Luego, a partir del siglo VI, la controversia vuelve a diluirse, y ya son escasos los que se opononen a la inclusión de los deuterocanónicos en el Canon: cabría destacar a San Gregrorio Magno, Papa (+604), San Juan Damasceno (+754), y Hugo de San Víctor (+1141). Pero como decimos, son sólo una minoría al lado de los autores que abogaban por la canocidad de estas obras.
Esto en cuanto a la obra de los Santos Padres, Doctores de la Iglesia, y otras de sus grandes personalidades. En cuanto a las declaraciones oficiales del magisterio de la Iglesia, todas las que conocemos han sido a favor de la canonicidad de los deuterocanónicos. La más antigua fue en el Concilio de Hipona del 393, que da canon completo de la Biblia, en el que se encuentran dichos libros; la misma "lista" de libros sagrados encontramos en el III y IV Concilio de Cartago (397 y 419). Los tres concilios que mencionamos fueron regionales, pero ya estamos hablando de decisiones oficiales dentro de la Iglesia Católica. Por su parte, el Papa Inocencio I incluyen el mismo canon en una carta que remite a San Exuperio, obispo de Tolosa, en el año 405. Todo este proceso culminó con los concilios de Florencia y de Trento. El primero, mediante un decreto de 1441, reafirmó el Canon de forma universal; y el segundo, a través de otro decreto de 1546, afirmó ya dogmáticamente el contenido del Canon, anatemizando a quien se opusiera a tal creencia.

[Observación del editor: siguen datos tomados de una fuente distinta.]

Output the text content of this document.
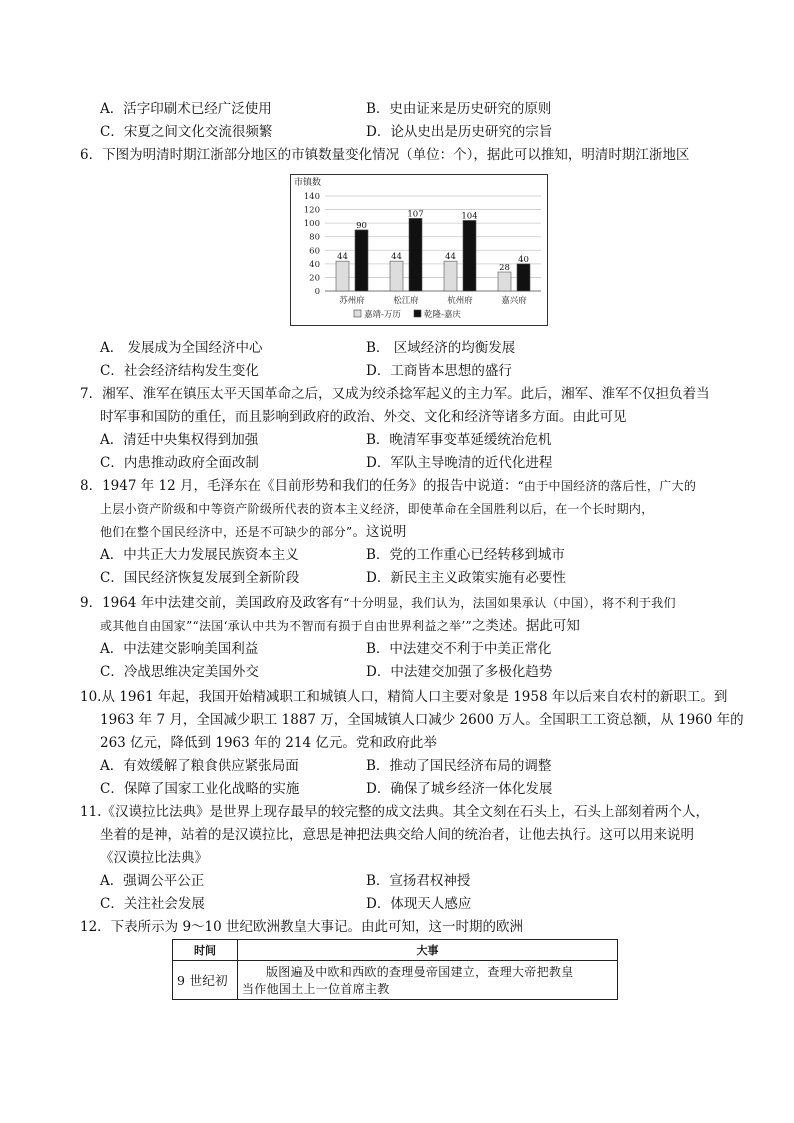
A．活字印刷术已经广泛使用	B．史由证来是历史研究的原则
C．宋夏之间文化交流很频繁	D．论从史出是历史研究的宗旨
6．下图为明清时期江浙部分地区的市镇数量变化情况（单位：个），据此可以推知，明清时期江浙地区
市镇数
0
20
40
60
80
100
120
140
44
90
苏州府
44
107
松江府
44
104
杭州府
28
40
嘉兴府
嘉靖-万历	乾隆-嘉庆
A． 发展成为全国经济中心	B． 区域经济的均衡发展
C．社会经济结构发生变化	D．工商皆本思想的盛行
7．湘军、淮军在镇压太平天国革命之后，又成为绞杀捻军起义的主力军。此后，湘军、淮军不仅担负着当
时军事和国防的重任，而且影响到政府的政治、外交、文化和经济等诸多方面。由此可见
A．清廷中央集权得到加强	B．晚清军事变革延缓统治危机
C．内患推动政府全面改制	D．军队主导晚清的近代化进程
8．1947 年 12 月，毛泽东在《目前形势和我们的任务》的报告中说道：“由于中国经济的落后性，广大的
上层小资产阶级和中等资产阶级所代表的资本主义经济，即使革命在全国胜利以后，在一个长时期内，
他们在整个国民经济中，还是不可缺少的部分”。这说明
A．中共正大力发展民族资本主义	B．党的工作重心已经转移到城市
C．国民经济恢复发展到全新阶段	D．新民主主义政策实施有必要性
9．1964 年中法建交前，美国政府及政客有“十分明显，我们认为，法国如果承认（中国），将不利于我们
或其他自由国家”“法国‘承认中共为不智而有损于自由世界利益之举’”之类述。据此可知
A．中法建交影响美国利益	B．中法建交不利于中美正常化
C．冷战思维决定美国外交	D．中法建交加强了多极化趋势
10.从 1961 年起，我国开始精减职工和城镇人口，精简人口主要对象是 1958 年以后来自农村的新职工。到
1963 年 7 月，全国减少职工 1887 万，全国城镇人口减少 2600 万人。全国职工工资总额，从 1960 年的
263 亿元，降低到 1963 年的 214 亿元。党和政府此举
A．有效缓解了粮食供应紧张局面	B．推动了国民经济布局的调整
C．保障了国家工业化战略的实施	D．确保了城乡经济一体化发展
11.《汉谟拉比法典》是世界上现存最早的较完整的成文法典。其全文刻在石头上，石头上部刻着两个人，
坐着的是神，站着的是汉谟拉比，意思是神把法典交给人间的统治者，让他去执行。这可以用来说明
《汉谟拉比法典》
A．强调公平公正	B．宣扬君权神授
C．关注社会发展	D．体现天人感应
12．下表所示为 9～10 世纪欧洲教皇大事记。由此可知，这一时期的欧洲
时间	大事
9 世纪初	版图遍及中欧和西欧的查理曼帝国建立，查理大帝把教皇
当作他国土上一位首席主教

Ahora, la pregunta es obligatoria y necesaria: si los mismos autores neotestamentarios usaban la Biblia de los 70, si la mayoría de las figuras de la Iglesia defendieron su canonicidad (¡recordemos que en los siglos I y II la unanimidad era casi completa!), y si todas las declaraciones magisteriales de la Madre Iglesia que conocemos optaron por aceptar la inclusión de los deuterocanónicos en el catálogo de libros sagrados, ¿a qué se debió la decisión de Lutero y los demás reformadores de rechazarlos (antes que él Carlostadio, más tarde Calvino...), haciendo caso omiso a lo que la Iglesia había dicho hasta entonces? Todo indica que Lutero no concibió sus teorías reformadoras a partir del análisis completo de las Sagradas Escrituras tal y como habían llegado a sus días a través de la tradición de la Iglesia, sino que fue a partir de sus ideas acerca de la Justificación por la fe, el Purgatorio, el culto a María y a los santos, la jerarquía eclesiástica, cuando decidió qué textos podían pertenecer al Canon y cuáles no. Ahí, evidentemente, libros como 2M, que afirman la creencia en el Purgatorio, en la intercesión de los santos, etc., chocaban estrepitosamente con sus pensamientos. Y eso, en un hombre que defendía como base de la fe, solamente la Escritura, ¿no resulta muy contradictorio, hermanos? ¿Qué opináis?
Bibliografía:
Introducción a la Biblia, Tomo I. Manuel de Tuya-José Salguero. Biblioteca de Autores Cristianos, Madrid, 1967, versión electrónica.
Jesús de Nazaret. Primera parte: Desde el Bautismo hasta la Transfiguración. Joseph Ratzinger. La Esfera de los Libros, Madrid, 2007.
Discurso en la Universidad de Ratisbona: Fe, razón y universidad. Recuerdos y reflexiones. Benedicto XVI, 2006.
Catecismo de la Iglesia Católica, versión electrónica.
El pueblo judío y sus escrituras sagradas en la Biblia cristiana. Pontificia Comisión Bíblica, www.vatican.va, 1993.